There’s something to be said about a big, brawny grand tourer as a dance partner on your favourite summer weekend drive. Add in the convertible factor and this gets even more appealing. With true, dedicated two-door grand tourers becoming rarer by the day, we were ecstatic to spend one of the last warm long weekends of the year with an updated model from the Bavarians. This 2023 BMW M850i xDrive Cabriolet gets a refresh for this model year, and is a real winner for what it is.
In the aesthetics department, the M850i gets some very subtle styling tweaks, though these keep it fresh. It’s a gorgeous look for a big two-door, and all of the current 8-series models are absolutely stunning, subjectively speaking. That said, the Petrol Mica paint on our tester isn’t far off from BMW’s Carbon Black heritage paint, and looks top notch in all lighting. The proportions of the M850i, especially with the M Aerodynamics Package and 20-inch M wheels, are just right.

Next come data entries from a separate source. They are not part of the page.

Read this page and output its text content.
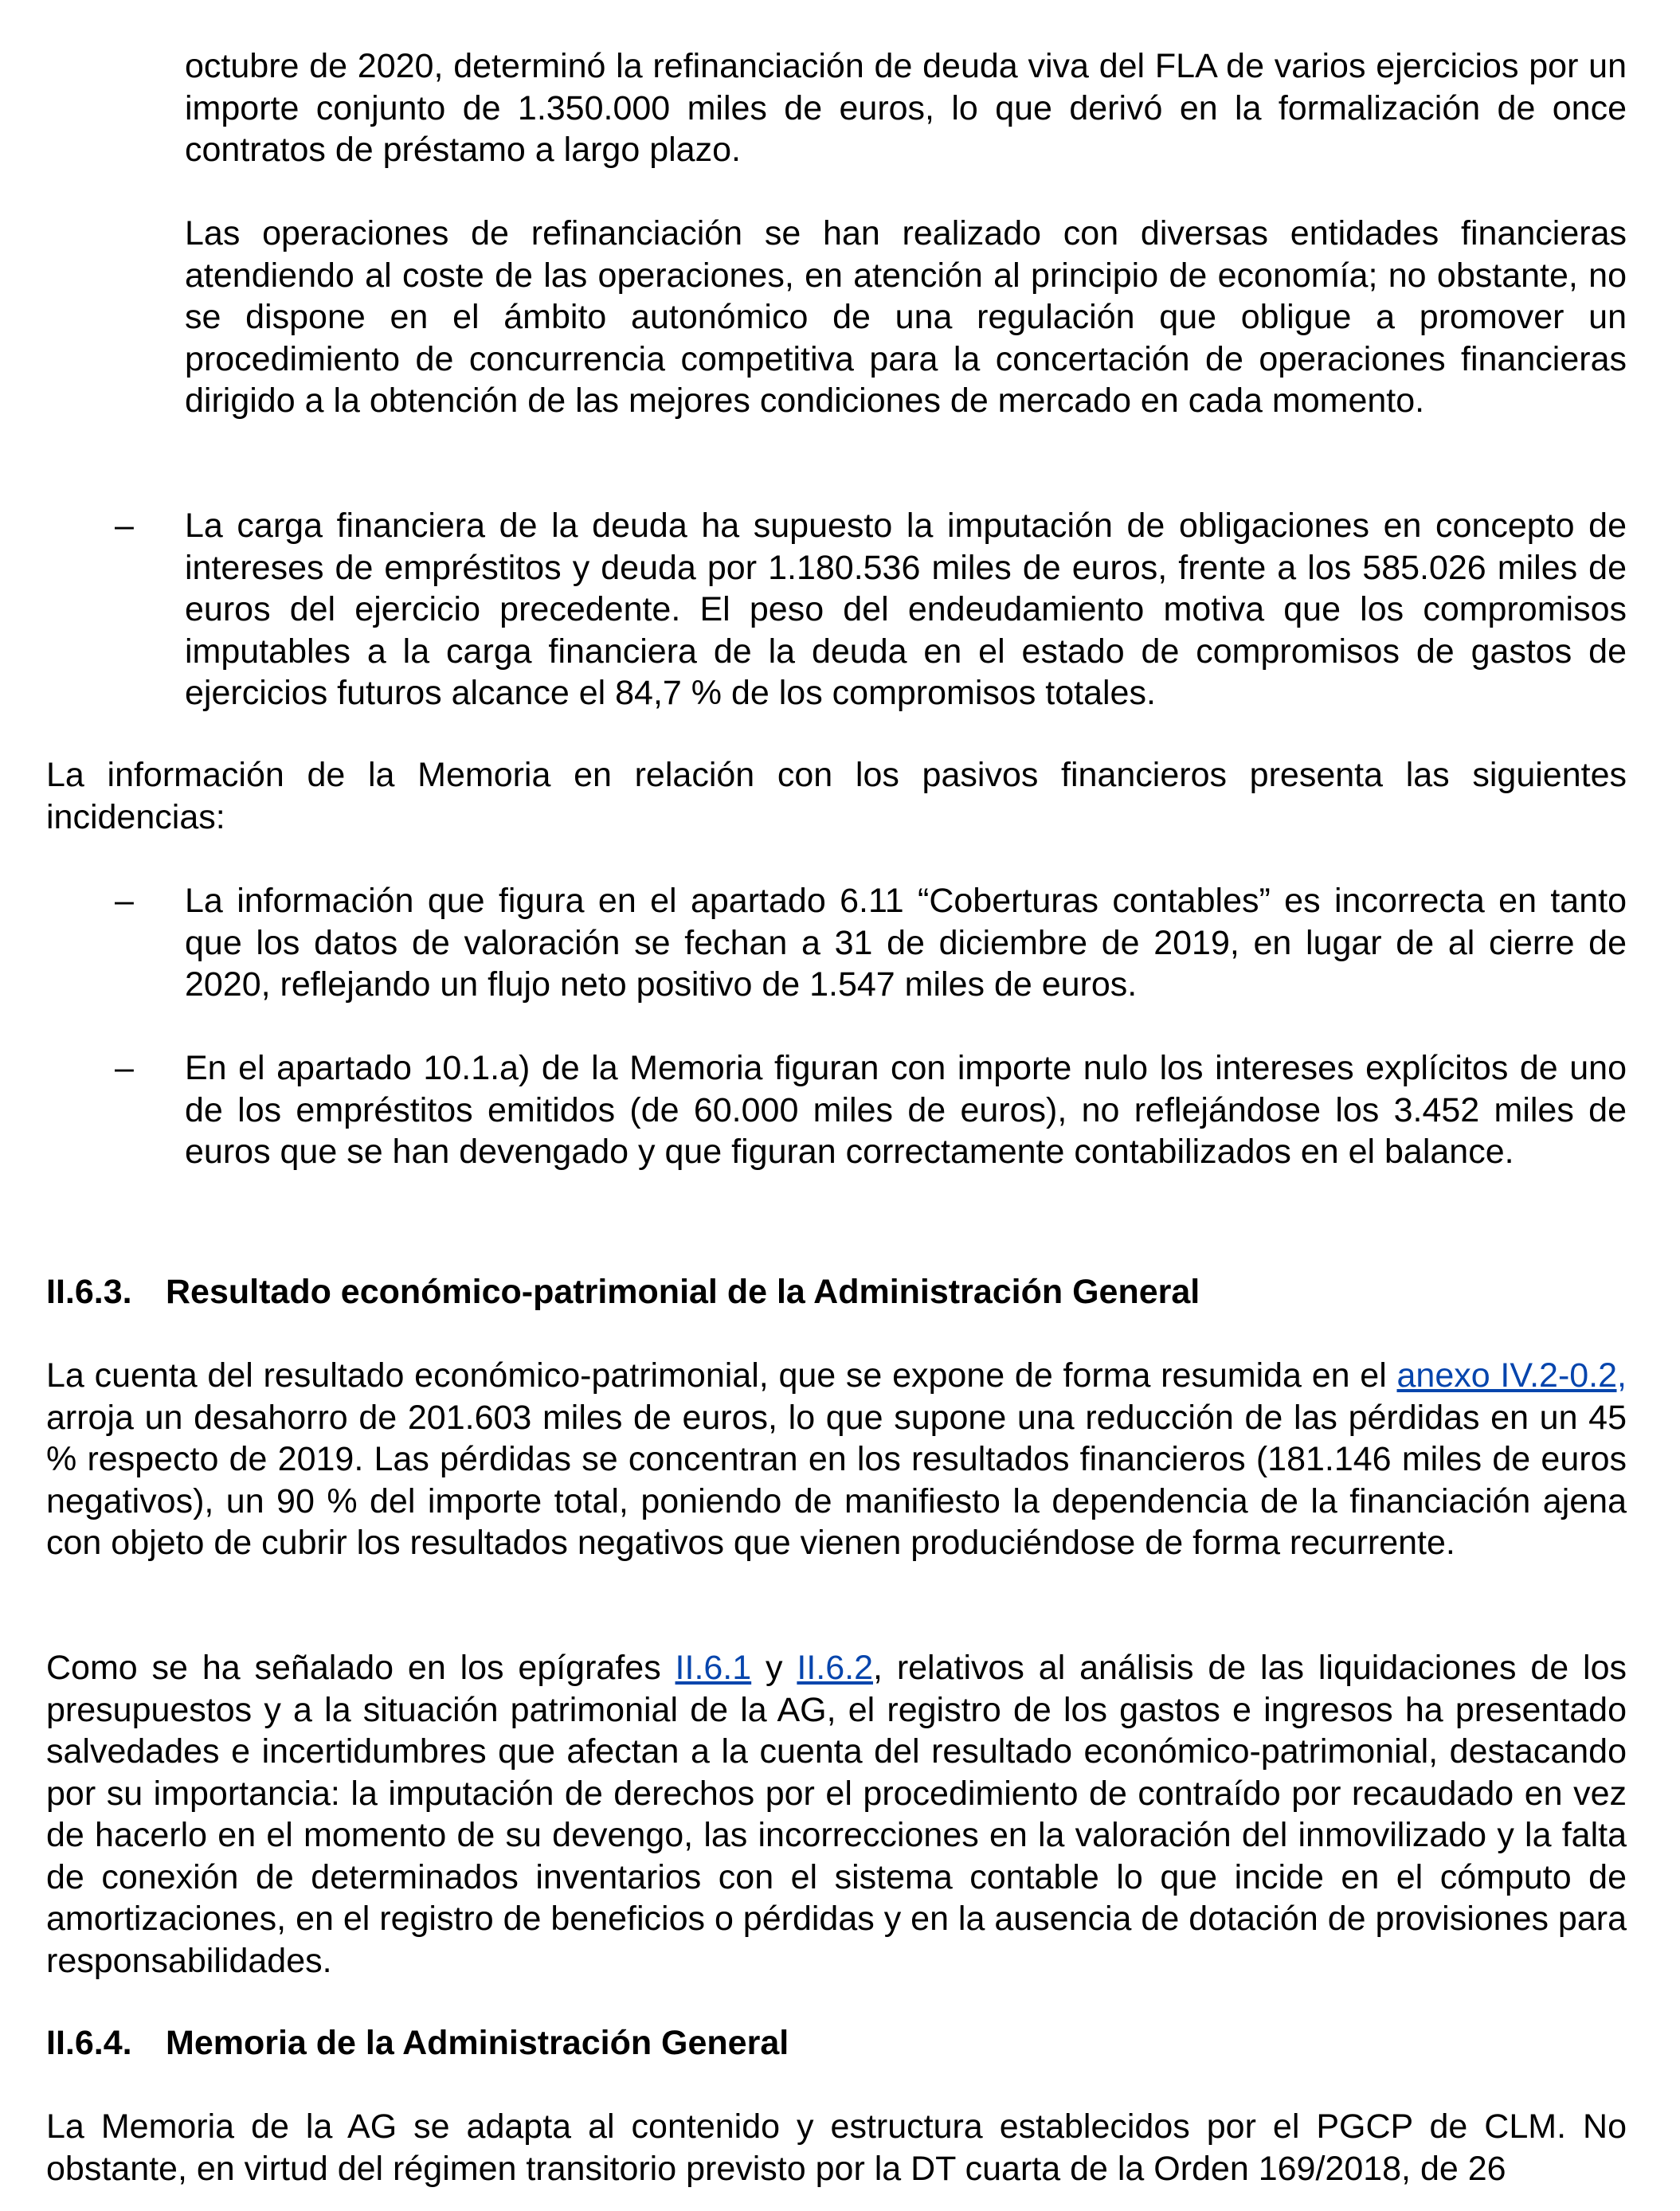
octubre de 2020, determinó la refinanciación de deuda viva del FLA de varios ejercicios por un importe conjunto de 1.350.000 miles de euros, lo que derivó en la formalización de once contratos de préstamo a largo plazo.

Las operaciones de refinanciación se han realizado con diversas entidades financieras atendiendo al coste de las operaciones, en atención al principio de economía; no obstante, no se dispone en el ámbito autonómico de una regulación que obligue a promover un procedimiento de concurrencia competitiva para la concertación de operaciones financieras dirigido a la obtención de las mejores condiciones de mercado en cada momento.

–	La carga financiera de la deuda ha supuesto la imputación de obligaciones en concepto de intereses de empréstitos y deuda por 1.180.536 miles de euros, frente a los 585.026 miles de euros del ejercicio precedente. El peso del endeudamiento motiva que los compromisos imputables a la carga financiera de la deuda en el estado de compromisos de gastos de ejercicios futuros alcance el 84,7 % de los compromisos totales.

La información de la Memoria en relación con los pasivos financieros presenta las siguientes incidencias:

–	La información que figura en el apartado 6.11 “Coberturas contables” es incorrecta en tanto que los datos de valoración se fechan a 31 de diciembre de 2019, en lugar de al cierre de 2020, reflejando un flujo neto positivo de 1.547 miles de euros.

–	En el apartado 10.1.a) de la Memoria figuran con importe nulo los intereses explícitos de uno de los empréstitos emitidos (de 60.000 miles de euros), no reflejándose los 3.452 miles de euros que se han devengado y que figuran correctamente contabilizados en el balance.

II.6.3. Resultado económico-patrimonial de la Administración General

La cuenta del resultado económico-patrimonial, que se expone de forma resumida en el anexo IV.2-0.2, arroja un desahorro de 201.603 miles de euros, lo que supone una reducción de las pérdidas en un 45 % respecto de 2019. Las pérdidas se concentran en los resultados financieros (181.146 miles de euros negativos), un 90 % del importe total, poniendo de manifiesto la dependencia de la financiación ajena con objeto de cubrir los resultados negativos que vienen produciéndose de forma recurrente.

Como se ha señalado en los epígrafes II.6.1 y II.6.2, relativos al análisis de las liquidaciones de los presupuestos y a la situación patrimonial de la AG, el registro de los gastos e ingresos ha presentado salvedades e incertidumbres que afectan a la cuenta del resultado económico-patrimonial, destacando por su importancia: la imputación de derechos por el procedimiento de contraído por recaudado en vez de hacerlo en el momento de su devengo, las incorrecciones en la valoración del inmovilizado y la falta de conexión de determinados inventarios con el sistema contable lo que incide en el cómputo de amortizaciones, en el registro de beneficios o pérdidas y en la ausencia de dotación de provisiones para responsabilidades.

II.6.4. Memoria de la Administración General

La Memoria de la AG se adapta al contenido y estructura establecidos por el PGCP de CLM. No obstante, en virtud del régimen transitorio previsto por la DT cuarta de la Orden 169/2018, de 26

Lastly, the M 50 Years emblems mark a milestone for the brand, and are a great touch.
Our test vehicle’s interior is even more stunning than the exterior, with scrumptious two-tone digs in Ivory White and Night Blue Merino leather. Everything feels soft to the touch, there are no cheap bits to speak of, and the cabin is bang-on for its nearly-$150,000 price tag. The seats are very, very comfortable and support you perfectly. There is seating for four on board, but the rear accommodations are tighter. Even still, our managing editor Ben took his family of four out for an ice cream run with the M850i and his two young children had a blast.

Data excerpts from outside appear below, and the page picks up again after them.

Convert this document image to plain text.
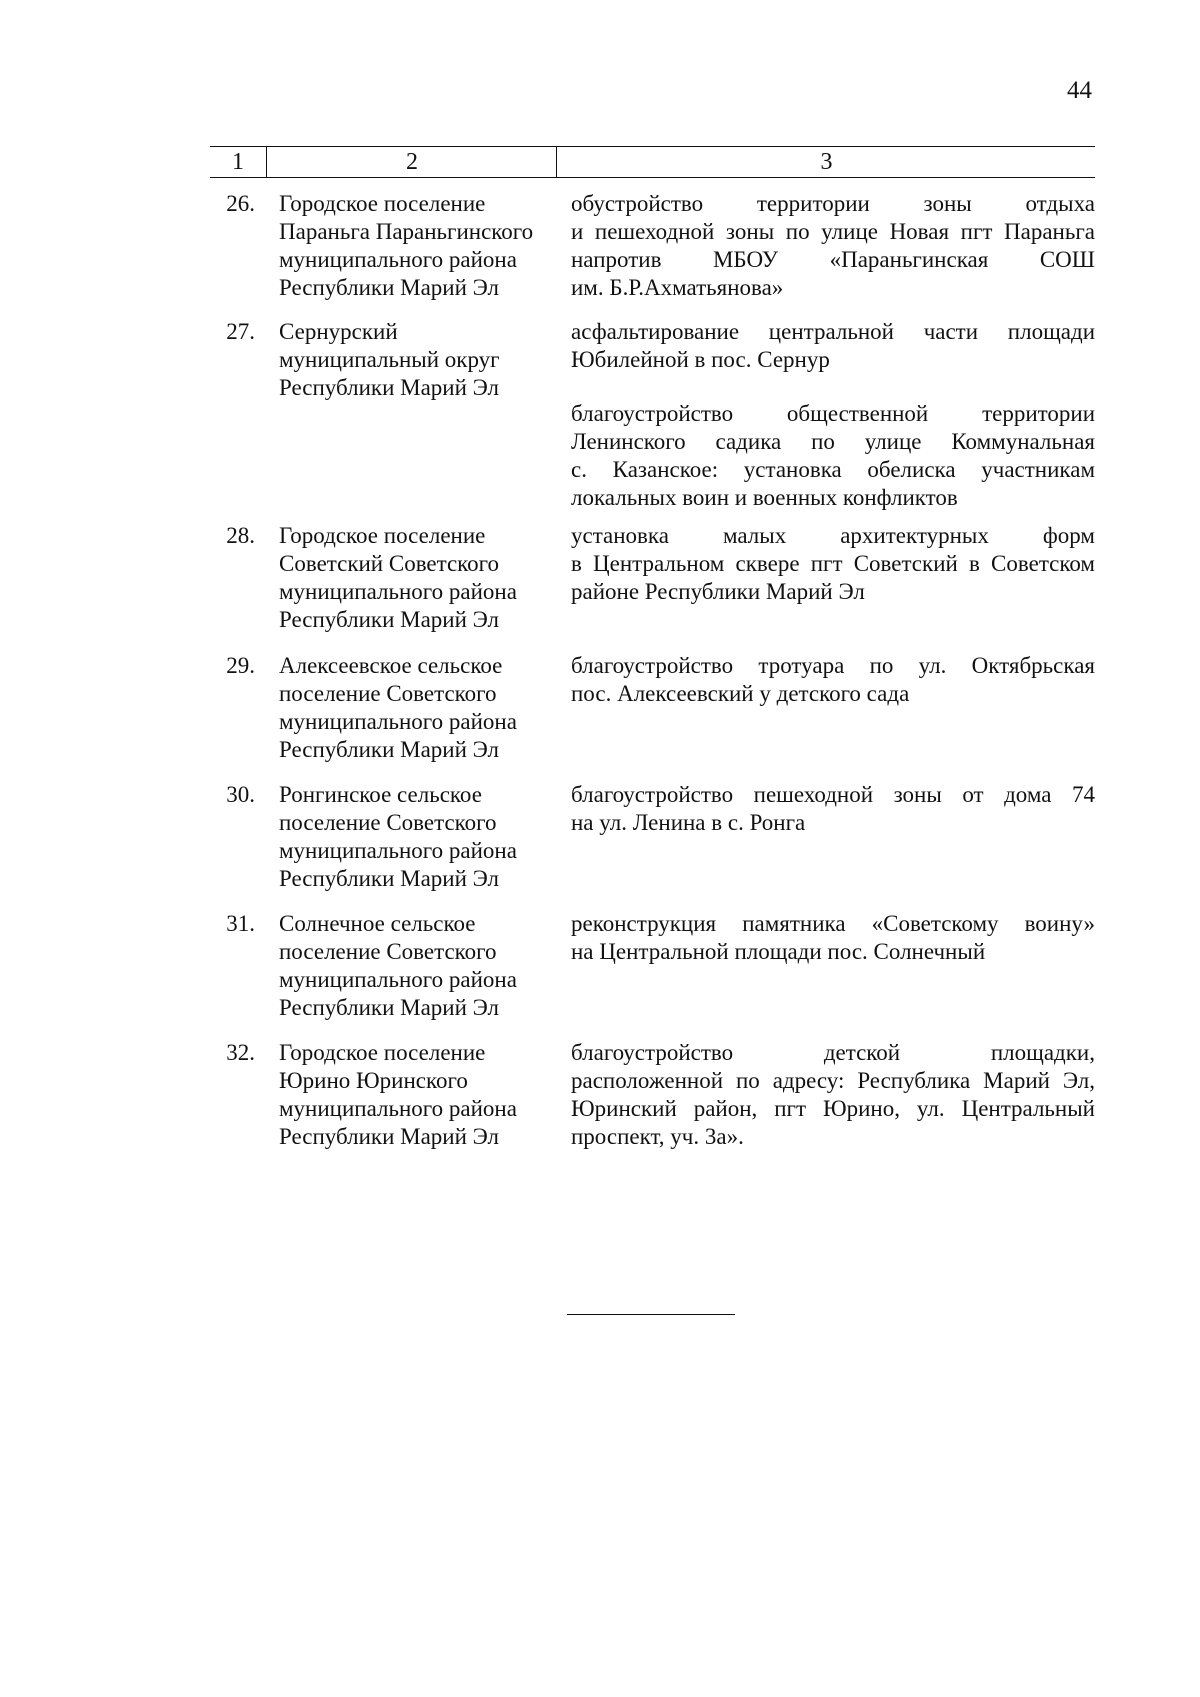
44
1	2	3
26. Городское поселение
Параньга Параньгинского
муниципального района
Республики Марий Эл
обустройство территории зоны отдыха
и пешеходной зоны по улице Новая пгт Параньга
напротив МБОУ «Параньгинская СОШ
им. Б.Р.Ахматьянова»
27. Сернурский
муниципальный округ
Республики Марий Эл
асфальтирование центральной части площади
Юбилейной в пос. Сернур
благоустройство общественной территории
Ленинского садика по улице Коммунальная
с. Казанское: установка обелиска участникам
локальных воин и военных конфликтов
28. Городское поселение
Советский Советского
муниципального района
Республики Марий Эл
установка малых архитектурных форм
в Центральном сквере пгт Советский в Советском
районе Республики Марий Эл
29. Алексеевское сельское
поселение Советского
муниципального района
Республики Марий Эл
благоустройство тротуара по ул. Октябрьская
пос. Алексеевский у детского сада
30. Ронгинское сельское
поселение Советского
муниципального района
Республики Марий Эл
благоустройство пешеходной зоны от дома 74
на ул. Ленина в с. Ронга
31. Солнечное сельское
поселение Советского
муниципального района
Республики Марий Эл
реконструкция памятника «Советскому воину»
на Центральной площади пос. Солнечный
32. Городское поселение
Юрино Юринского
муниципального района
Республики Марий Эл
благоустройство детской площадки,
расположенной по адресу: Республика Марий Эл,
Юринский район, пгт Юрино, ул. Центральный
проспект, уч. 3а».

The latest version of BMW’s iDrive infotainment system is on board, and a 12.3-inch touchscreen replaces the 10.25-inch unit in the outgoing model. This version is better than the last, and still remains our pick of the litter as it pertains to native units. Wireless Apple CarPlay is easy to use, though we found the wireless charging pad to be intermittent in functionality. The glass controls are a nice touch, but we were sad to see BMW’s best gimmick – gesture controls – absent from this model.
Powering the M850i is the brand’s familiar 4.4-liter twin-turbocharged V8, codenamed “N63” and still one of our favourite powerplants of all time. Reliability is hit or miss on early N63s, but the newer versions seem to have improved in this regard. Output is 523 horsepower and 553 lb-ft. of torque, and the sport-tuned ZF-sourced eight-speed automatic is absolutely phenomenal at putting power down to all four wheels through rear-based xDrive all-wheel-drive. BMW Canada claims a 0-100km/h run in four seconds flat – impressive for a car that weighs nearly 4,700 pounds.
The largest ragtop in the BMW lineup drives beautifully, with composed dynamics and a subtle yet authoritative personality. Step on the throttle in any driving mode and it’ll reward you with near-instant response and a roar from the performance exhaust. Stick it in Sport or Sport Plus and things get dialed up a notch, including burbles, pops and bangs from the exhaust. It sounds a bit artificial, but there’s no arguing with the character of this V8. It feels better than the twin-turbocharged V8s from both Mercedes-Benz and Audi.
The M850i handles well for its size too – it masks speed spectacularly, so the “Speed Warning” function standard on most BMWs is a godsend. The electrically assisted power steering requires zero correction, and has decent weight to it in corners. It’s difficult to hide the weight of a car like this, but as long as you’re not expecting Mazda MX-5 cornering abilities, the M850i will do just fine. The active four-wheel steering helps with tight parking lot maneuvers, too.
One of the most impressive personality traits of BMW’s big 4.4-liter V8 is its ability to sip fuel. Even with how heavy it is, it manages to remain more efficient than any competition by a wide margin – we averaged 12.6L/100km with zero efforts to try and conserve gas. We saw numbers in the 9 to 9.5L/100km range on a longer highway run. To no surprise, the 68-liter tank will only accept 91-octane premium fuel.
BMW prices the M850i Cabriolet at $128,900 to start, up $9,000 from the Coupé and $11,000 from the Gran Coupé, respectively. Our tester had the must-have Premium Package at $4,750 adding ventilated seats, glass controls, Driving Assistant Professional, and more. It also had a Dark Optics Package ($2,900), Bowers and Wilkins sound system ($4,900), and the two-tone full leather interior at $4,500. All in, this thing came in at $146,650. It appears as though the full-blown M8 Cabriolet is not available to Canadians any longer, though for contest, the last one we drove was $189,200 liberally optioned.
While it sounds on the pricey side, the last S-Class Cabriolet we tested came in at $173,000 and the Lexus LC 500 Convertible isn’t far off, at $124,950. The S-Class no longer exists and is quasi-replaced by the SL (which starts at $215,000), and we don’t really foresee the LC 500 being cross-shopped. Its V8 is naturally aspirated, the interior is much smaller, and it’s a very different car dynamically. The Porsche 911 Cabriolet is also not an unfair comparison, though again, we don’t see a 911 buyer looking at the M850i.
With more and more of the market moving towards electrification, it’s exciting to see a traditional touring convertible like this still on the market. The way cars like the 2023 BMW M850i xDrive Cabriolet go down the road will go down in history, because there’s simply nothing like them. If you have the means to acquire one, we encourage you to do so quickly, because we feel like this segment is on borrowed time – and that’s a crying shame.